Chaz Firestone (Psychology) is fascinated by the human mind, and especially how visual perception and cognition interact. His field is cognitive science, which incorporates psychology, neuroscience, computer science, philosophy, linguistics, and anthropology.
“Seeing is the most familiar thing we do, and yet the inner workings of our visual system are completely hidden from us as perceivers,” he says. “Consider your ability to recognize the people and objects you encounter in day-to-day life: You can see that an object is a cup just by looking at it — but how exactly did you accomplish this? From the first-person perspective, the only honest answer is that you have no idea; you just looked at the cup, and then ‘cup’ immediately occurred to you. But, of course, there must be an answer — there must be some process running in your mind that allowed you to do this.”
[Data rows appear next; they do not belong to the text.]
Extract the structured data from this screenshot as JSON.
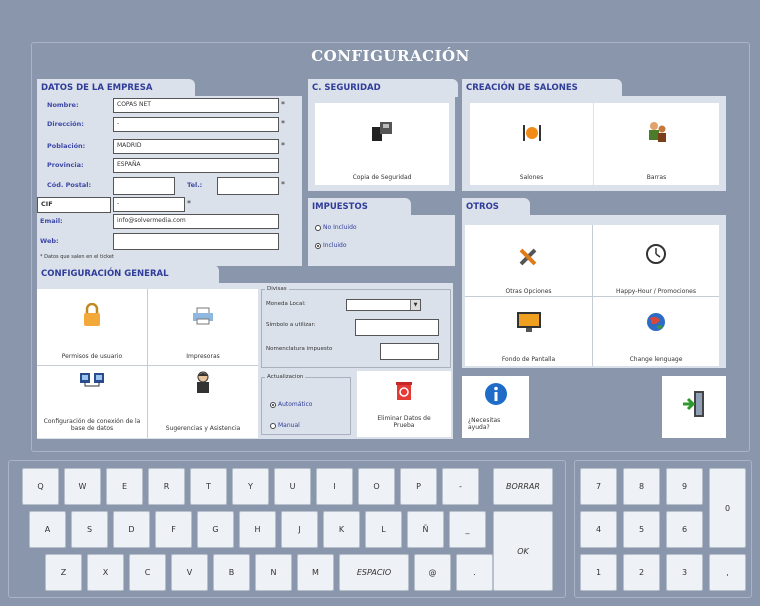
{
  "title": "CONFIGURACIÓN",
  "empresa": {
    "tab": "DATOS DE LA EMPRESA",
    "labels": {
      "nombre": "Nombre:",
      "direccion": "Dirección:",
      "poblacion": "Población:",
      "provincia": "Provincia:",
      "cp": "Cód. Postal:",
      "tel": "Tel.:",
      "cif": "CIF",
      "email": "Email:",
      "web": "Web:"
    },
    "values": {
      "nombre": "COPAS NET",
      "direccion": "-",
      "poblacion": "MADRID",
      "provincia": "ESPAÑA",
      "cp": "",
      "tel": "",
      "cif": "-",
      "email": "info@solvermedia.com",
      "web": ""
    },
    "note": "* Datos que salen en el ticket",
    "star": "*"
  },
  "seguridad": {
    "tab": "C. SEGURIDAD",
    "copia": "Copia de Seguridad"
  },
  "salones": {
    "tab": "CREACIÓN DE SALONES",
    "salones": "Salones",
    "barras": "Barras"
  },
  "impuestos": {
    "tab": "IMPUESTOS",
    "no_incluido": "No Incluido",
    "incluido": "Incluido"
  },
  "otros": {
    "tab": "OTROS",
    "otras": "Otras Opciones",
    "happy": "Happy-Hour / Promociones",
    "fondo": "Fondo de Pantalla",
    "lang": "Change lenguage",
    "ayuda": "¿Necesitas ayuda?"
  },
  "general": {
    "tab": "CONFIGURACIÓN GENERAL",
    "permisos": "Permisos de usuario",
    "impresoras": "Impresoras",
    "conexion": "Configuración de conexión de la base de datos",
    "sugerencias": "Sugerencias y Asistencia",
    "divisas": "Divisas",
    "moneda": "Moneda Local:",
    "simbolo": "Símbolo a utilizar:",
    "nomen": "Nomenclatura impuesto",
    "actualizacion": "Actualizacion",
    "automatico": "Automático",
    "manual": "Manual",
    "eliminar": "Eliminar Datos de Prueba"
  },
  "keyboard": {
    "row1": [
      "Q",
      "W",
      "E",
      "R",
      "T",
      "Y",
      "U",
      "I",
      "O",
      "P",
      "-"
    ],
    "row2": [
      "A",
      "S",
      "D",
      "F",
      "G",
      "H",
      "J",
      "K",
      "L",
      "Ñ",
      "_"
    ],
    "row3": [
      "Z",
      "X",
      "C",
      "V",
      "B",
      "N",
      "M"
    ],
    "borrar": "BORRAR",
    "ok": "OK",
    "espacio": "ESPACIO",
    "at": "@",
    "dot": "."
  },
  "numpad": {
    "r1": [
      "7",
      "8",
      "9"
    ],
    "r2": [
      "4",
      "5",
      "6"
    ],
    "r3": [
      "1",
      "2",
      "3"
    ],
    "zero": "0",
    "comma": ","
  }
}
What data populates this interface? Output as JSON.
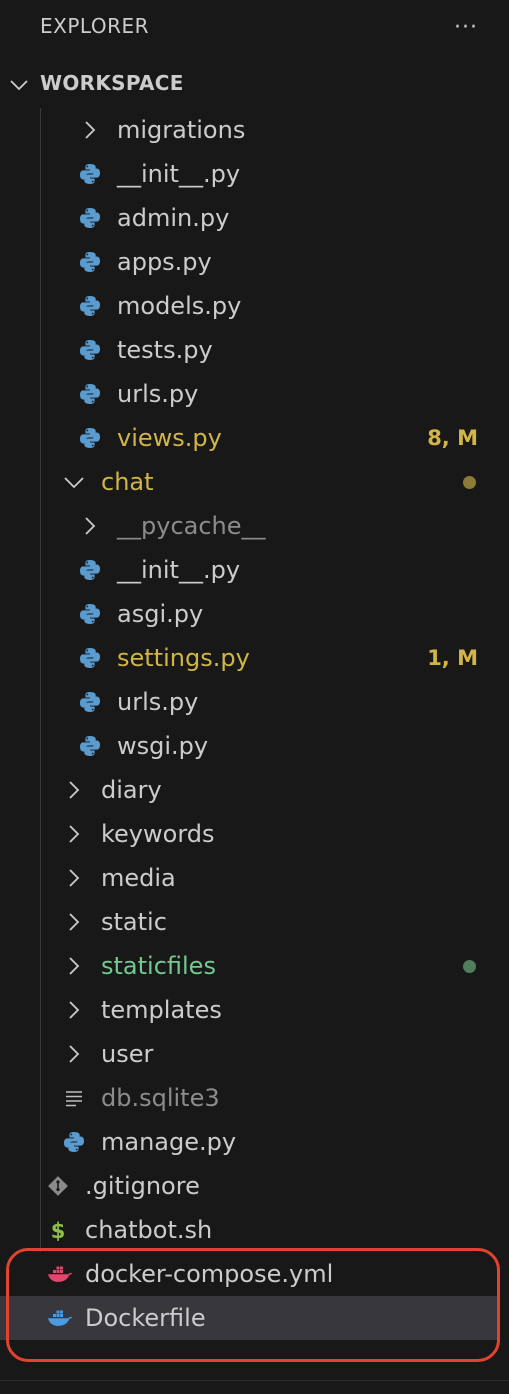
{
  "explorer": {
    "title": "EXPLORER",
    "more_actions": "···",
    "section": "WORKSPACE"
  },
  "colors": {
    "background": "#181818",
    "modified": "#d2b548",
    "untracked": "#73c991",
    "ignored": "#8c8c8c",
    "python_icon": "#5a9ccf",
    "docker_compose_icon": "#e0476d",
    "dockerfile_icon": "#4a9be0",
    "highlight": "#e2432f"
  },
  "items": [
    {
      "label": "migrations",
      "kind": "folder",
      "expanded": false,
      "level": 2,
      "icon": "chevron-right-icon"
    },
    {
      "label": "__init__.py",
      "kind": "file",
      "level": 2,
      "icon": "python-icon"
    },
    {
      "label": "admin.py",
      "kind": "file",
      "level": 2,
      "icon": "python-icon"
    },
    {
      "label": "apps.py",
      "kind": "file",
      "level": 2,
      "icon": "python-icon"
    },
    {
      "label": "models.py",
      "kind": "file",
      "level": 2,
      "icon": "python-icon"
    },
    {
      "label": "tests.py",
      "kind": "file",
      "level": 2,
      "icon": "python-icon"
    },
    {
      "label": "urls.py",
      "kind": "file",
      "level": 2,
      "icon": "python-icon"
    },
    {
      "label": "views.py",
      "kind": "file",
      "level": 2,
      "icon": "python-icon",
      "status": "modified",
      "badge": "8, M"
    },
    {
      "label": "chat",
      "kind": "folder",
      "expanded": true,
      "level": 1,
      "icon": "chevron-down-icon",
      "status": "modified",
      "dot": true
    },
    {
      "label": "__pycache__",
      "kind": "folder",
      "expanded": false,
      "level": 2,
      "icon": "chevron-right-icon",
      "status": "ignored"
    },
    {
      "label": "__init__.py",
      "kind": "file",
      "level": 2,
      "icon": "python-icon"
    },
    {
      "label": "asgi.py",
      "kind": "file",
      "level": 2,
      "icon": "python-icon"
    },
    {
      "label": "settings.py",
      "kind": "file",
      "level": 2,
      "icon": "python-icon",
      "status": "modified",
      "badge": "1, M"
    },
    {
      "label": "urls.py",
      "kind": "file",
      "level": 2,
      "icon": "python-icon"
    },
    {
      "label": "wsgi.py",
      "kind": "file",
      "level": 2,
      "icon": "python-icon"
    },
    {
      "label": "diary",
      "kind": "folder",
      "expanded": false,
      "level": 1,
      "icon": "chevron-right-icon"
    },
    {
      "label": "keywords",
      "kind": "folder",
      "expanded": false,
      "level": 1,
      "icon": "chevron-right-icon"
    },
    {
      "label": "media",
      "kind": "folder",
      "expanded": false,
      "level": 1,
      "icon": "chevron-right-icon"
    },
    {
      "label": "static",
      "kind": "folder",
      "expanded": false,
      "level": 1,
      "icon": "chevron-right-icon"
    },
    {
      "label": "staticfiles",
      "kind": "folder",
      "expanded": false,
      "level": 1,
      "icon": "chevron-right-icon",
      "status": "untracked",
      "dot": true
    },
    {
      "label": "templates",
      "kind": "folder",
      "expanded": false,
      "level": 1,
      "icon": "chevron-right-icon"
    },
    {
      "label": "user",
      "kind": "folder",
      "expanded": false,
      "level": 1,
      "icon": "chevron-right-icon"
    },
    {
      "label": "db.sqlite3",
      "kind": "file",
      "level": 1,
      "icon": "lines-file-icon",
      "status": "ignored"
    },
    {
      "label": "manage.py",
      "kind": "file",
      "level": 1,
      "icon": "python-icon"
    },
    {
      "label": ".gitignore",
      "kind": "file",
      "level": 0,
      "icon": "git-icon"
    },
    {
      "label": "chatbot.sh",
      "kind": "file",
      "level": 0,
      "icon": "dollar-icon"
    },
    {
      "label": "docker-compose.yml",
      "kind": "file",
      "level": 0,
      "icon": "docker-compose-icon"
    },
    {
      "label": "Dockerfile",
      "kind": "file",
      "level": 0,
      "icon": "docker-icon",
      "selected": true
    }
  ]
}
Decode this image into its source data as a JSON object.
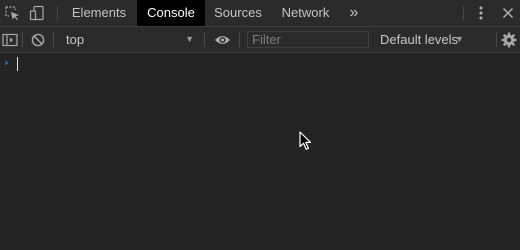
{
  "tabbar": {
    "tabs": [
      {
        "label": "Elements",
        "active": false
      },
      {
        "label": "Console",
        "active": true
      },
      {
        "label": "Sources",
        "active": false
      },
      {
        "label": "Network",
        "active": false
      }
    ],
    "more_tabs_glyph": "»",
    "icons": [
      "inspect-element-icon",
      "device-toolbar-icon",
      "more-tabs-icon",
      "kebab-menu-icon",
      "close-icon"
    ]
  },
  "toolbar": {
    "context_value": "top",
    "filter_placeholder": "Filter",
    "filter_value": "",
    "levels_label": "Default levels",
    "icons": [
      "sidebar-toggle-icon",
      "clear-console-icon",
      "dropdown-caret-icon",
      "live-expression-eye-icon",
      "settings-gear-icon"
    ]
  },
  "console": {
    "prompt_symbol": "›",
    "input_value": ""
  },
  "colors": {
    "background": "#242424",
    "toolbar": "#2b2b2b",
    "active_tab": "#000000",
    "prompt_blue": "#4a8ce8"
  }
}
To investigate one piece of this puzzle, Chaz spent several weekends accosting strangers in New York City’s Times Square. Wearing a Yale sweater, his student ID dangling from a lanyard, he held a tablet computer displaying a simple shape — for example, a triangle or a rectangle — and approached people queuing to buy theater tickets. Advertising “the world’s fastest psychology experiment,” Chaz asked each theater-goer for a simple favor: simply to tap the shape on the tablet, anywhere they’d like.
Most people were happy to comply. “People are dying to have an interesting experience in Times Square, and waiting on a line is boring,” he says.
Why ask people to tap a shape? The answer lies in the pattern of results. After hundreds of people had touched a given shape, Chaz found that in the aggregate, people’s touches formed a pattern known as a “shape skeleton.”
The idea of a shape skeleton originated with research to develop computer software that could recognize shapes. Cognitive scientists are now asking, is this the way people experience shapes?
“In order to recognize an object, your mind needs to compare what you’re seeing right now to some stored representation in memory and determine whether they match. The problem is that the viewing conditions are different just about any time you see an object — for example, the object might be in a different pose, or your viewing angle might be different. The shape skeleton helps to overcome this problem because it remains the same across these differences,” Chaz says. “Just as the bones in your hand remain connected in the same way when you make a fist or wave, the branches of the shape skeleton have the same configuration even if you see the shape from different views.”
One interesting aspect of the shape-tapping pattern is that it seems to arise unconsciously. When a separate group of subjects was asked to predict where the Times Square subjects would touch the shapes, most expected touches in the center or in random locations all over the shape.
“This is par for the course when it comes to perception and cognition,” he says. “The mind is truly exceptional in its ability to find solutions to extremely difficult computational problems. But perhaps even more remarkable is the mind’s ability to hide from us that there are such problems to be solved in the first place.”
The Times Square research was done in collaboration with his adviser, Brian Scholl, and presented at last year’s Object Perception, Attention, and Memory meeting in Minneapolis, where it won the Best Paper Award. It will appear in a forthcoming issue of Psychological Science, a publication of the Association for Psychological Science. It was also presented at the Vision Sciences Society meeting in Florida. Another project with his adviser, “‘Top-down’ effects where none should be found: The El Greco fallacy in perception research,” presented last June to the Society for Philosophy and Psychology, won that organization’s William James Award and was published, in part, in Psychological Science and Perception.
Chaz and his adviser make a good team.
“Brian is the most passionate cognitive scientist I have ever met, and his enthusiasm really animates the entire lab,” Chaz says. “To do cognitive science, you have to constantly remind yourself that all the commonplace mental feats you take for granted — like recognizing an object — are actually incredibly complicated and fascinating to study. Brian is exceptionally good at discovering interesting questions that others might miss.”
A native of Toronto, Chaz majored in cognitive neuroscience and philosophy at Brown, earning bachelor’s and master’s degrees. While there, he wrote science articles for The Atlantic, Nature, Earth, Discover, and other general-audience magazines. As a student-journalist, he was invited by the National Science Foundation to Antarctica with six professional science journalists. The summer before graduate school, Chaz pedaled from Providence to Seattle with Bike and Build, a nonprofit agency that organizes cross-country rides, stopping every few days to work on affordable housing projects. When not studying or conducting research, Chaz hangs out in Yale’s new Center for Engineering Innovation and Design, where he created a real-life model of his own brain by feeding a functional MRI scan into their 3D printer.